TALLAHASSEE, Fla. - Momentum is building to raise the federal minimum wage, and a new analysis shows working women in Florida and other states would benefit the most.

Last week, the Raise the Wage Act (S.1150) was introduced in the U.S. Senate. It would increase the federal minimum wage to 12 dollars per hour by 2020. The Center for American Progress crunched the numbers, and its director of Women's Economic Policy, Sarah Jane Glynn, says the center found 57 percent of those who would receive a raise are working women.

"Women are much more likely to be concentrated in low-wage work than men, and often times these are workers in industries that are heavily female-dominated, like the service industry, food service, retail, child care, sectors like that," says Glynn.

Opponents of raising the minimum wage argue it would increase unemployment for lower-skilled workers but Glynn counters past increases have raised earnings and reduced poverty without leading to job losses.
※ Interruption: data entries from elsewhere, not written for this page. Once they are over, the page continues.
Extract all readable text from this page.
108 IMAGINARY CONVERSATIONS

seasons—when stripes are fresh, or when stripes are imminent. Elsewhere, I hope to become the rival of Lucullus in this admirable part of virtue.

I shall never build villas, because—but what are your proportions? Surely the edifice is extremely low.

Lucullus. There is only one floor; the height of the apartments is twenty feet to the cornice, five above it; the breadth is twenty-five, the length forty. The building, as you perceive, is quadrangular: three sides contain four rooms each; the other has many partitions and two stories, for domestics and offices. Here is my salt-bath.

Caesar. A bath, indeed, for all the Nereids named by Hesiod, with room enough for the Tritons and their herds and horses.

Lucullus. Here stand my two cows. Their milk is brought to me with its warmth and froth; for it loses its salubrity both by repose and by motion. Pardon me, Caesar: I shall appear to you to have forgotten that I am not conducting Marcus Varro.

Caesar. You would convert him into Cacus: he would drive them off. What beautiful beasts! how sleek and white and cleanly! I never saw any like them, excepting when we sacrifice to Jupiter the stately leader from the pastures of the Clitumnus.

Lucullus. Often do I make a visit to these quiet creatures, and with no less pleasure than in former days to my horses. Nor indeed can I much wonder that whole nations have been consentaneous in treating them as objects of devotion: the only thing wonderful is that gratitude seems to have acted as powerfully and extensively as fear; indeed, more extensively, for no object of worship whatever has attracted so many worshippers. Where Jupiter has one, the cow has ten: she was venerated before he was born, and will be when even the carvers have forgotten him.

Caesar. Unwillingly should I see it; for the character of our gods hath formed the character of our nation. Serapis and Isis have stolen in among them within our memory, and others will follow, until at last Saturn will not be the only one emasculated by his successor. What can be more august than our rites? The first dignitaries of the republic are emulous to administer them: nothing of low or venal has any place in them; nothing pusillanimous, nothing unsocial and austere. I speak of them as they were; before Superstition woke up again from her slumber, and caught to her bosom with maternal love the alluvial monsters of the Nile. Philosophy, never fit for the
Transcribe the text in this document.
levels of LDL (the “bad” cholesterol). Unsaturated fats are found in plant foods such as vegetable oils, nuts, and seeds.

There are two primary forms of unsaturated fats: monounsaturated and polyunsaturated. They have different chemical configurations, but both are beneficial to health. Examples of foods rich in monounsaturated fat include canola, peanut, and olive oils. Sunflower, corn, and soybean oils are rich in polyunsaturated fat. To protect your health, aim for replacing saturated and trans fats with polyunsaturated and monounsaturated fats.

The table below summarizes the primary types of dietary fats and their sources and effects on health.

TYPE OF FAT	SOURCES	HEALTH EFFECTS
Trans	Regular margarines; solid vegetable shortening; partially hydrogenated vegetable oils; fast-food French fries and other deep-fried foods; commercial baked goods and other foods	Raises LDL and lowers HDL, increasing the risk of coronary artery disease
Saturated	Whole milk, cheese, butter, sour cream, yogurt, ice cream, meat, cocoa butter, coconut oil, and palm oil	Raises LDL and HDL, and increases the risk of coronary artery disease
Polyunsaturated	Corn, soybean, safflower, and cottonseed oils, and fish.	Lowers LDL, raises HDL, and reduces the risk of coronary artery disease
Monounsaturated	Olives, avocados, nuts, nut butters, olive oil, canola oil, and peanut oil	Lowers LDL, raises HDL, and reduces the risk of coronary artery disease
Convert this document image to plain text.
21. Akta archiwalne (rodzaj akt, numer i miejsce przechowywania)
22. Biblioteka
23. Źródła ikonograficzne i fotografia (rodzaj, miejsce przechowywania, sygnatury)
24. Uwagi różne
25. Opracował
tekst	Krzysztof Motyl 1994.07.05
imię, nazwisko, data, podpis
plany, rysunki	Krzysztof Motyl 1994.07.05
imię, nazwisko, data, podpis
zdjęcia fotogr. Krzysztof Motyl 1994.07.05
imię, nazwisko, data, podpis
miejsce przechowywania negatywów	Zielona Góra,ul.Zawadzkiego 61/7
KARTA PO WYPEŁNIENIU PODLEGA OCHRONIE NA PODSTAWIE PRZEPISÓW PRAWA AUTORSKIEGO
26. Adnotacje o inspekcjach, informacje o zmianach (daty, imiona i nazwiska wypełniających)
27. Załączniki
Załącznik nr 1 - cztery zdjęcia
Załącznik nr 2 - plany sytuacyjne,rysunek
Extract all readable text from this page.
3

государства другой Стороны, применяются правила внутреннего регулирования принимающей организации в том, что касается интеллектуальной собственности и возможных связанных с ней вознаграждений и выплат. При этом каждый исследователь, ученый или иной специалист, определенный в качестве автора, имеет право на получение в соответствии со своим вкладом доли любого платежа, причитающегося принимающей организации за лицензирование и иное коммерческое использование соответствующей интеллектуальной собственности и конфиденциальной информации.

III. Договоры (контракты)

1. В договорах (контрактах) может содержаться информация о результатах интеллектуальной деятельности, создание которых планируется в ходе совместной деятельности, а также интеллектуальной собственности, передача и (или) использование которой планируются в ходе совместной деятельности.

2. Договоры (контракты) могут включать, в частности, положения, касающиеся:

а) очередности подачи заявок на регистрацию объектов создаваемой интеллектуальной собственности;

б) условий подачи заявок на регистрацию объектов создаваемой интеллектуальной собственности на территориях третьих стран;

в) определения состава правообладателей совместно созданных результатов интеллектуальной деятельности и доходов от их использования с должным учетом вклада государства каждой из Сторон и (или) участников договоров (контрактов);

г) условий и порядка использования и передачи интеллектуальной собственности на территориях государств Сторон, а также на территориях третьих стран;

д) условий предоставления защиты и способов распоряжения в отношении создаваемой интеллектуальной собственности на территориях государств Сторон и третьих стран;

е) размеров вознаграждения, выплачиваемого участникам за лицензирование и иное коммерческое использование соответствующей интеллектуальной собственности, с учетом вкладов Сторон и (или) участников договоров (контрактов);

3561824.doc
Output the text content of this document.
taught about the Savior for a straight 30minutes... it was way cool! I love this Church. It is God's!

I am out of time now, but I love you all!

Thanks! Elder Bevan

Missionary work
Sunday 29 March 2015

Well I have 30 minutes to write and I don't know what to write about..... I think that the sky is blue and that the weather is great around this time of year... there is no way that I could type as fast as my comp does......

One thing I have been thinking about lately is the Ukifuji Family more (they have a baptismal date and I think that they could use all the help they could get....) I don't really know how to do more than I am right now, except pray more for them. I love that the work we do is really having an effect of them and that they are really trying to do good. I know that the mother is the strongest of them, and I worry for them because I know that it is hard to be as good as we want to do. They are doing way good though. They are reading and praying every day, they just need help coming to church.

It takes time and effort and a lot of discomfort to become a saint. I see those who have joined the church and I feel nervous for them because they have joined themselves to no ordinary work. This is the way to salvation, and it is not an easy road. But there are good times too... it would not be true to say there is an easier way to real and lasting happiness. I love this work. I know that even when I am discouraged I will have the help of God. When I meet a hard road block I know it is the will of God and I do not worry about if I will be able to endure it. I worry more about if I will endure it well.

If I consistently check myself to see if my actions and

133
Glynn adds, a person working full time at the current minimum wage would earn just over $15,000 dollars a year, below the federal poverty line for a household with any number of children.

"These are adults, these are parents, these are people who are still having to rely on public benefits because they are below the poverty line even though they are working full-time," she says. "That really does highlight the fact we need to do something. This is an untenable situation."

Glynn says one-third of women workers who would be affected by the increase are mothers. Florida's minimum wage is $8.05 an hour, slightly higher than the federal wage of $7.25 cents an hour.